Pro Tip: If you only expect to be away from home for an hour or two, don’t go munching on mother nature. Use common sense. Remember, obtaining potable water is a priority before munching on nuts. If it does come to the point where you have to count on Mother Nature for sustenance, it is best to train yourself up first with books like this so you have a good idea of how to go about it. Always take a small amount of what you are about to consume and put it between your cheek and gum, letting it sit there for a few minutes to see if it causes any ill effects.
The Power of the Human Mind
While mastering essential survival skills is vital, the most potent tool you possess is your mind. Staying positive, focused, and adaptive is critical in any survival situation. As Tom Hanks aptly put it, “That’s the lump three feet above your ass.” Keeping a level head and a determined spirit can make all the difference.
Education and Preparation: Your Best Allies
While this article provides a glimpse into survival skills, there’s no substitute for hands-on learning. Seek out outdoor survival courses to enhance your knowledge and practical abilities. One such course, led by former Special Forces officer Mykel Hawke, offers valuable insights into surviving in the wild. Courses like these can equip you with the skills and confidence needed to navigate challenging scenarios.
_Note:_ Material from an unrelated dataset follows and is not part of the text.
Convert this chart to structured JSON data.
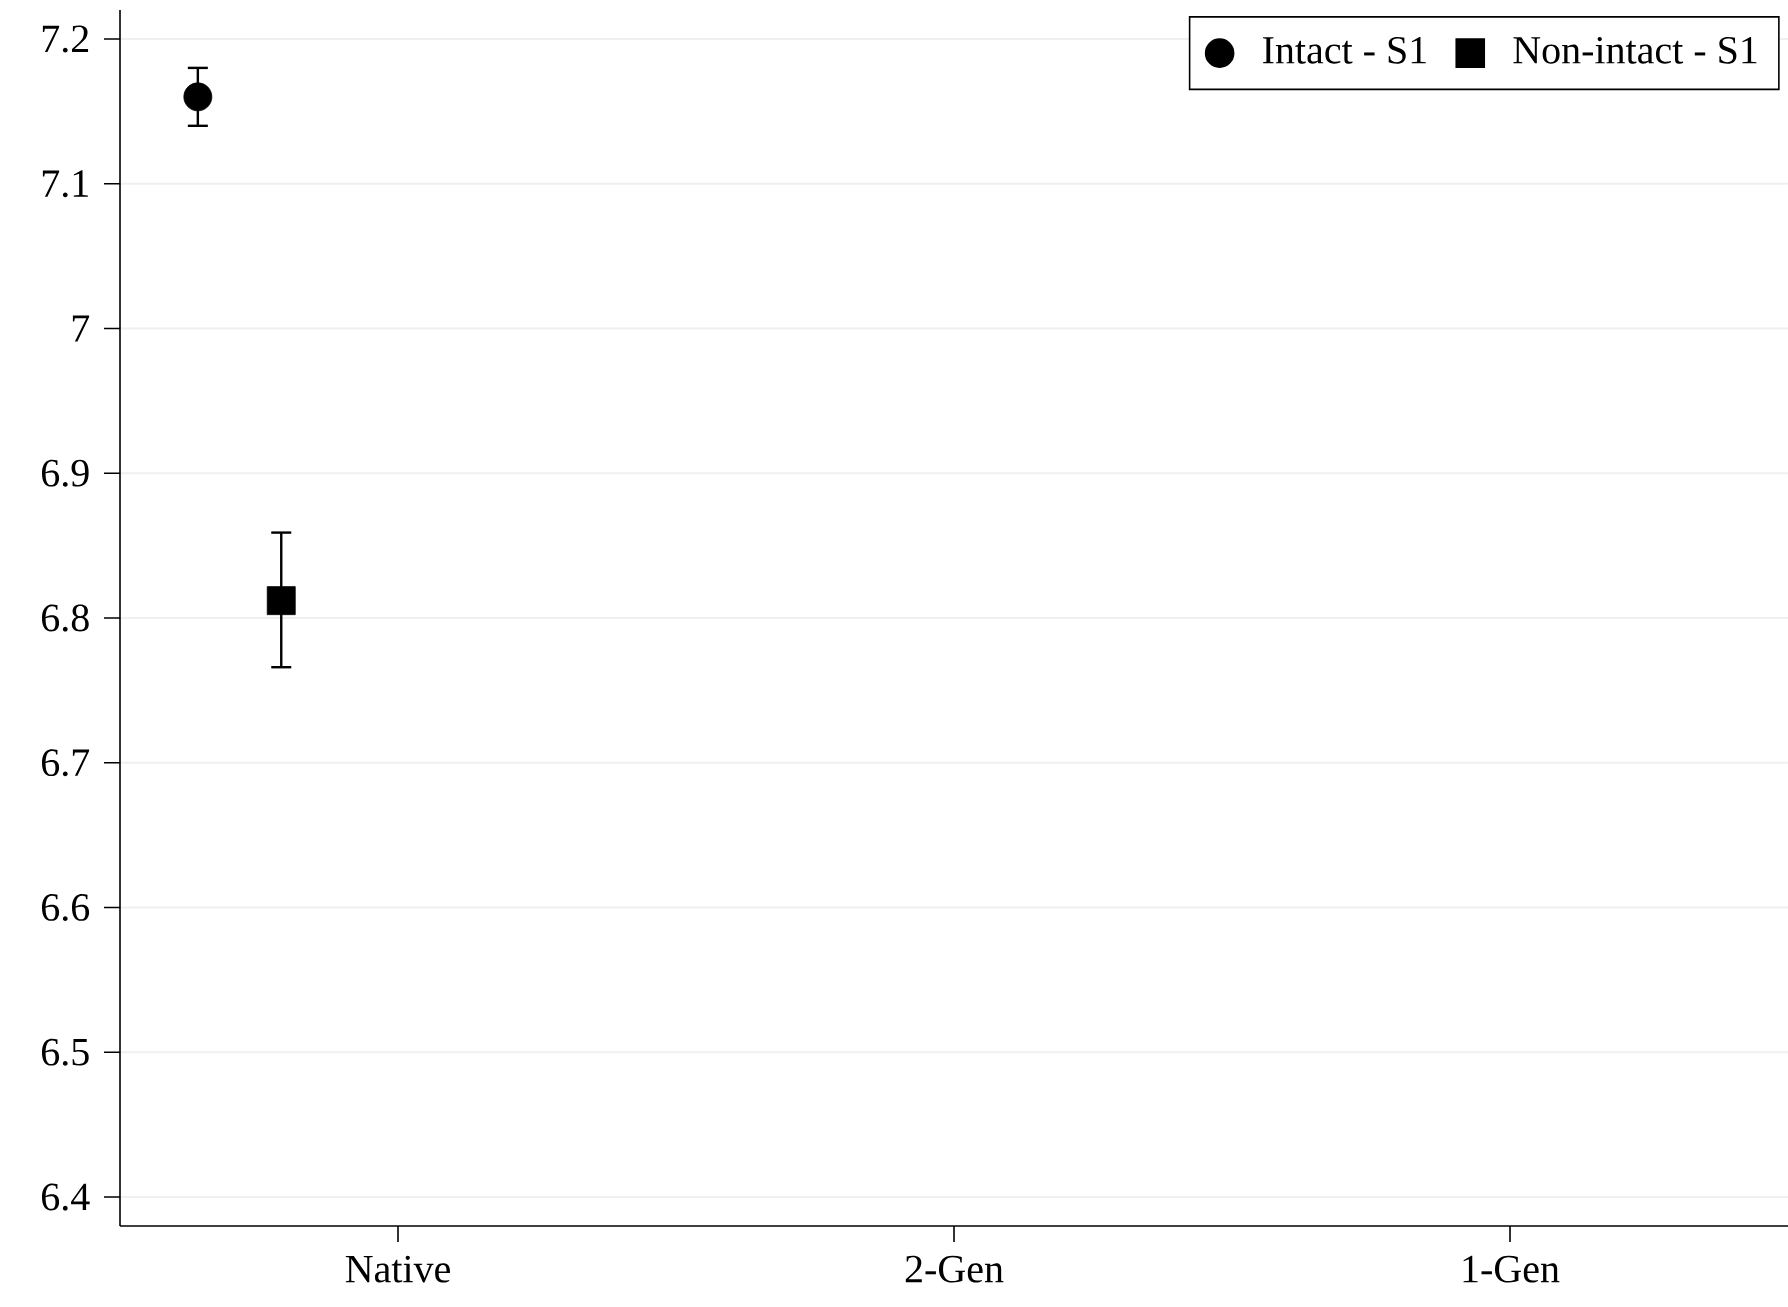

In a world where technology has become an integral part of our lives, the importance of basic survival skills cannot be overstated. While we hope never to find ourselves in a dire situation, being prepared with the ability to build a shelter, start a fire, find water, and source food can mean the difference between succumbing to the elements and emerging victorious. So, stay safe, stay prepared, and never underestimate the power of your own resourcefulness.